Pre-pull-request performance tests and documentation.
This week I am getting ready to make a pull request for my lazy loading features. While I will continue to commit small fixes and features I am not going to be developing at the fast pace of the GSoC from this point forward. For those interested in trying my lazy loading branch, it can be found on my Github.
While the lazy loading classes and source files are documented, a good place to start on learning the relatively simple usage pattern is with the tutorial file. I have temporarily posted just the sections written for lazy loading at this Dropbox public link.
I have done a performance evaluation by using
SeqIO.index_dbwith and without the lazy loading parser on several large data files. The data was produced using my recently updated performance testing script available in this gist. My results are summarized in the graphs below.
Each column should be taken as an atomic operation, not a step in a cumulative process. Thus the column "read seq" answer the question, "how long does it take to parse a file in order to read the sequence?" The column "read 5% features" answers how long it would take to read features corresponding to the 5 percent of the sequence length. The rest of the columns should be easy enough to figure out. Other than the indexing operation, all times are from operations using a preexisting index.

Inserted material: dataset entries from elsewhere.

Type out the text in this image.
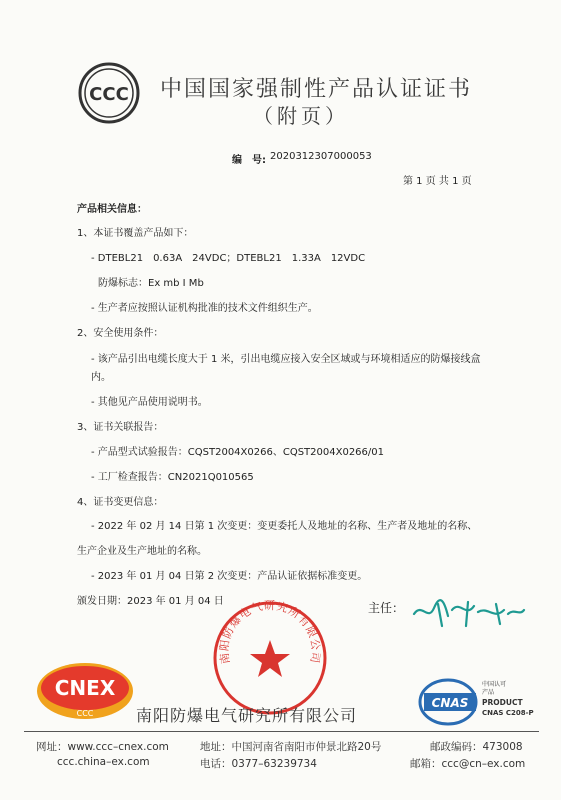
CCC 中国国家强制性产品认证证书
（附页）
编　号: 2020312307000053
第 1 页 共 1 页
产品相关信息：
1、本证书覆盖产品如下：
- DTEBL21　0.63A　24VDC；DTEBL21　1.33A　12VDC
防爆标志：Ex mb Ⅰ Mb
- 生产者应按照认证机构批准的技术文件组织生产。
2、安全使用条件：
- 该产品引出电缆长度大于 1 米，引出电缆应接入安全区域或与环境相适应的防爆接线盒内。
- 其他见产品使用说明书。
3、证书关联报告：
- 产品型式试验报告：CQST2004X0266、CQST2004X0266/01
- 工厂检查报告：CN2021Q010565
4、证书变更信息：
- 2022 年 02 月 14 日第 1 次变更：变更委托人及地址的名称、生产者及地址的名称、
生产企业及生产地址的名称。
- 2023 年 01 月 04 日第 2 次变更：产品认证依据标准变更。
颁发日期：2023 年 01 月 04 日	主任：
南阳防爆电气研究所有限公司
CNEX
CCC	南阳防爆电气研究所有限公司
CNAS
中国认可
产品
PRODUCT
CNAS C208-P
网址：www.ccc–cnex.com
ccc.china–ex.com
地址：中国河南省南阳市仲景北路20号
电话：0377–63239734
邮政编码：473008
邮箱：ccc@cn–ex.com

Notice that the current parser runs at constant time for all operations since initializing the record necessarily parses all of the record. Conversely, initializing the lazy parser merely adds a pointer to the bulk of the information and is very fast. For accessing only the features or only the sequence there are significant time savings but the biggest performance improvement comes when accessing fractional sequences since read times now are a function of the size of the requested data rather than of the record size. All three plots are for the genbank format, this format was used because it represents a general worst case scenario for any parser due to the complexity and size of the records.